Dr Basel Halak from the School of Electronics and Computer Science will spearhead collaborative research projects with industry partner Arm through anew Royal Academy of Engineering (RAEng) Industrial Fellowship at the University of Southampton. Basel is amongst 19 UK-based researchers selected by the RAEng this autumn to realise innovative new technologies.
Awardees will gain first-hand experience of working in an industrial environment and familiarise themselves with current industry practices, helping them to improve the industrial relevance of their academic research and teaching.
Basel will partner with the security experts in Arm to build a detailed threat model of the integrated circuit (IC) supply chain.
“The multinational-distributed nature of IC supply chain has made it vulnerable to hardware security attacks such as Trojan Insertion and IC counterfeit,” he says. “These have severe financial consequences, for example, counterfeiting is costing the UK economy around £30bn and is putting around 14,800 jobs at risk.

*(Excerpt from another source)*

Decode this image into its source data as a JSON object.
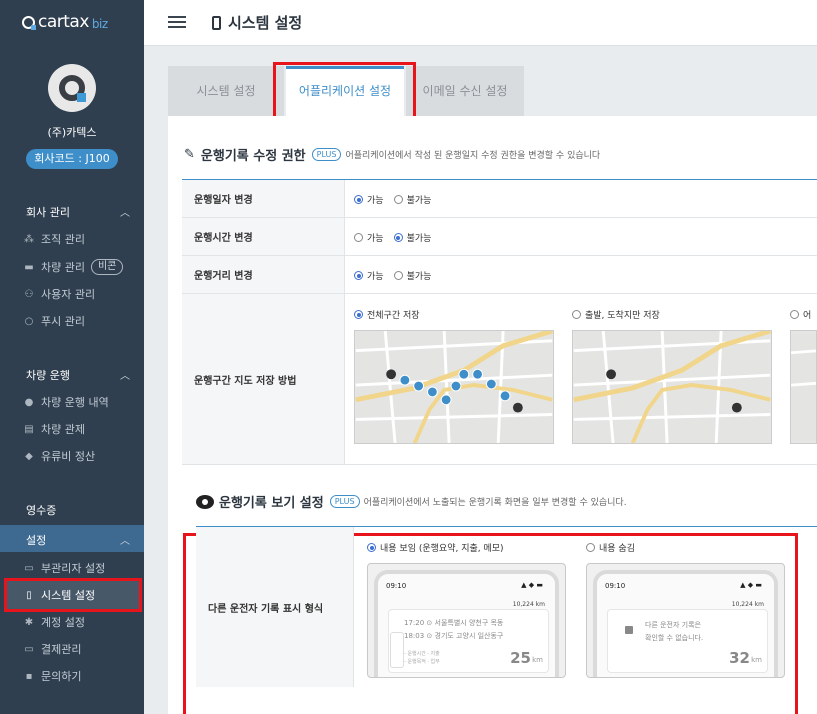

“This project aims to create an infrastructure to enforce reliable tracking of electronic systems throughout its life cycle to mitigate against said attacks. This will be achieved by designing an unforgeable hardware root of trust that can be embedded in each computing device and developing appropriate defence mechanisms based on a trustworthy cryptographically secure tracking system.”
Basel has vast experience of the implementation flow of IC, from concept to silicon, and has recently published a book in this area on the use of Physically Unclonable Functions (PUF) to produce trustworthy electronic systems. He has also designed a new module on secure hardware design to further promote this research area.
The RAEng Industrial Fellowships scheme has supported 58 researchers to complete placements with 53 industrial partners over the past five years.
Other engineering disciplines covered in this latest cohort include innovations in plastic waste recycling, carbon dioxide capture, bamboo-timber composite beams for buildings and 3D reconstructed human skin.